Article by: Therese Anne B. Cruz and Alexandra Isabelle G. Delavin

Graphics by: Albert Dylan David

After a two-month run, the National Collegiate Athletic Association (NCAA) marked the end of Season 96 through a ceremony broadcasted on GMA News TV last August 8, 2021.

Despite all the hurdles faced in the preparations due to the COVID-19 pandemic, NCAA pushed through this season and finally commenced the opening ceremony last June 13. Instead of the traditional parade of athletes, the association’s new media partner, GMA Network, hosted a star-studded opening along with the players from the 10 participating schools, namely Mapúa University, Arellano University, Colegio de San Juan de Letran, De La Salle-College of Saint Benilde, Emilio Aguinaldo College, Jose Rizal University, Lyceum of the Philippines University, San Beda University, San Sebastian College-Recoletos, and University of Perpetual Help System DALTA.

Along with the safety protocols issued by the Inter-Agency Task Force, some adjustments were considered for this specialized season. Compared to the past years, the Season 96 featured graduating and alumni athletes to compete for their respective schools. It also allowed only two main sporting events–taekwondo and chess–in accordance to contact sports restrictions. Applying the “loose conference” format in the 1960s, this season did not name a general champion as well.

Historically, a season is kicked off through a basketball game. However, for this season, the NCAA opted to start with Taekwondo’s Poomsae, followed by the speed-kicking competition, which replaced the sparring category. Mapúa University (MU) representatives Ella Mae Ronquillo and Erson Macatangay each showcased their skills in the speed kicking competition but were slammed down in the knockout rounds.
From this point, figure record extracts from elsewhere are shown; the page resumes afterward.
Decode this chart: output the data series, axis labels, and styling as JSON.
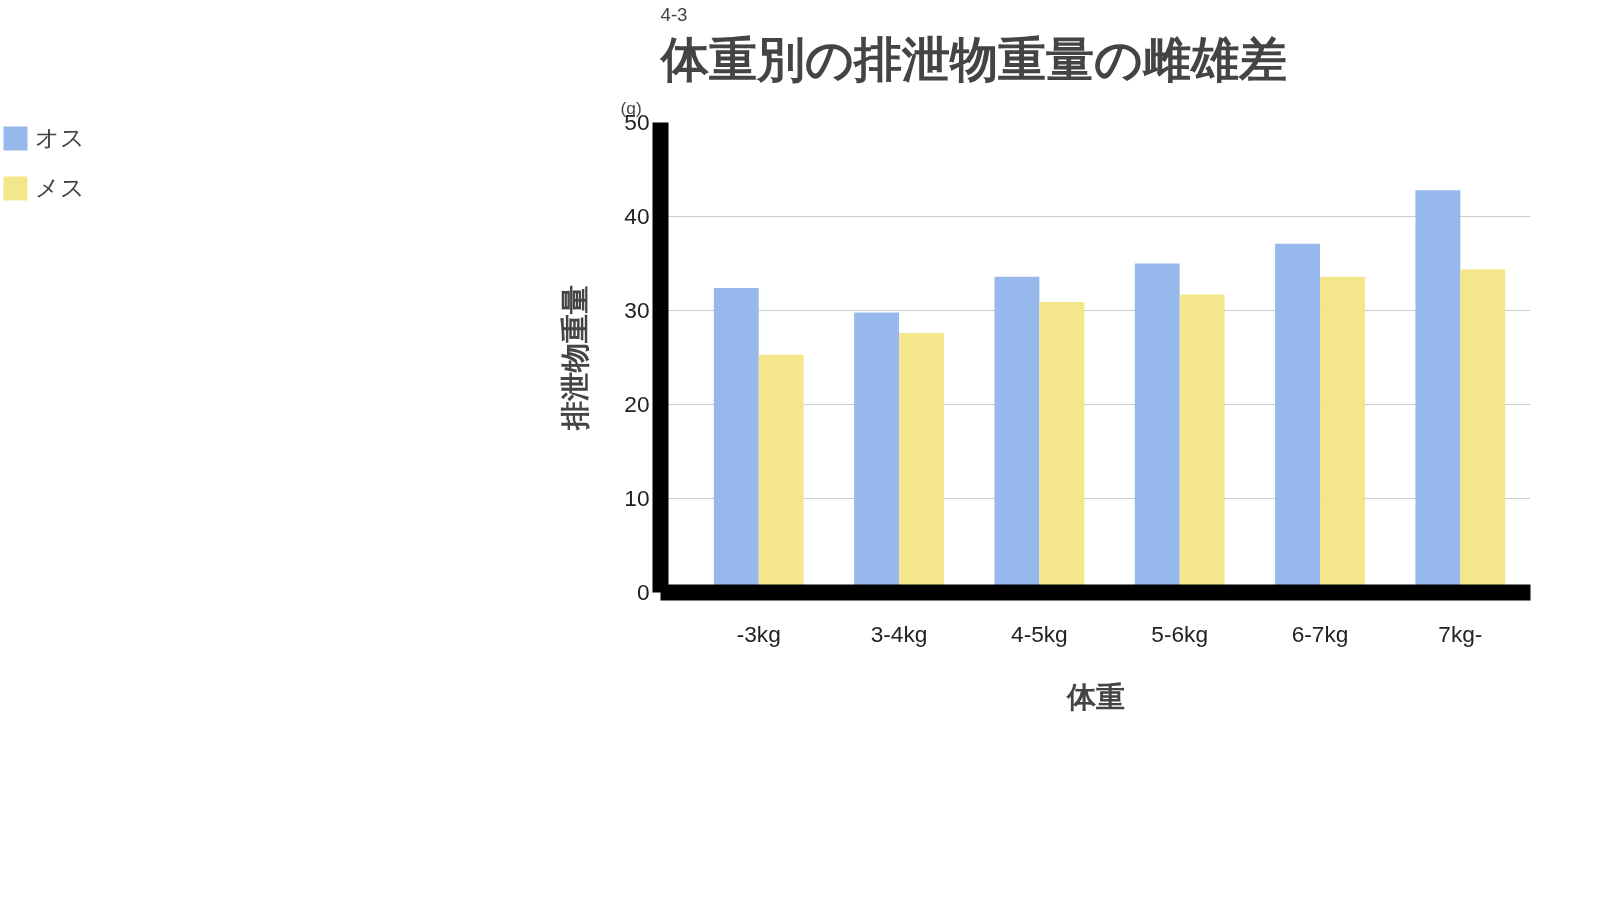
{
  "chart_data": {
    "type": "bar",
    "title": "体重別の排泄物重量の雌雄差",
    "xlabel": "体重",
    "ylabel": "排泄物重量",
    "annotations": [
      "4-3",
      "(g)"
    ],
    "categories": [
      "-3kg",
      "3-4kg",
      "4-5kg",
      "5-6kg",
      "6-7kg",
      "7kg-"
    ],
    "series": [
      {
        "name": "オス",
        "color": "#96b8ec",
        "values": [
          32.4,
          29.8,
          33.6,
          35.0,
          37.1,
          42.8
        ]
      },
      {
        "name": "メス",
        "color": "#f4e68a",
        "values": [
          25.3,
          27.6,
          30.9,
          31.7,
          33.6,
          34.4
        ]
      }
    ],
    "ylim": [
      0,
      50
    ],
    "yticks": [
      0,
      10,
      20,
      30,
      40,
      50
    ],
    "grid": "y",
    "legend": "left"
  }
}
Moving on to the next game, NCAA hosted its first-ever online chess competition where the athletes battled in a single-elimination style knockout system on, an online chess server. Mapúan wood pushers John Paolo Medina, Stephen Von Estavillo, and Christian Thompson competed for the Seniors Division, and Maynard Dela Fuente, Yureeh Panganiban, and Miguel Yvan Sioson represented the Juniors Division. Medina fell short in the quarterfinals against LPU’s Neymark Digno, while the rest of the Cardinal chess players fizzled during the elimination round.

While some sports were not allowed for the time being, NCAA came up with other programs, such as the “Rise Up Stronger Playoffs: Cheerleading Edition” which was held inside the network’s studio and broadcasted last June, with each school represented by a pair of their cheerleaders. Mapúa Cheerping Cardinals alumni Elli Dale De Guzman and Carelle Samantha Nantes handed MU its only gold this season from this playoff.

Meanwhile, graduating Cardinal student Christian Bhennz Soriano and alumna Mary Sanly Baladad showcased their charm and talents as they represented the University in the Mr. and Miss NCAA Season 96 competition. Soriano faltered in the elimination round while Baladad earned a spot in the Top 3 candidates of Miss NCAA joining other representatives from Jose Rizal University and San Beda University.

The NCAA also organized skills showdowns for basketball and volleyball in the final week of the season. The University’s representative, former Cardinal Spiker Katrina Racelis, folded before the semi-finals in the All-Star Spiking challenge.

During the closing ceremony, NCAA Management Committee Chairperson Fr. Vic Calvo shared how the challenges tested their creativity to rise stronger this season, but all this was for those who support the league.

Our mindset is really to give hope to the NCAA athletes and fans to push through this season,” he noted.

Ending the season on a high note, Colegio de San Juan de Letran, NCAA Season 96 host, passed the baton to De La Salle-College of Saint Benilde.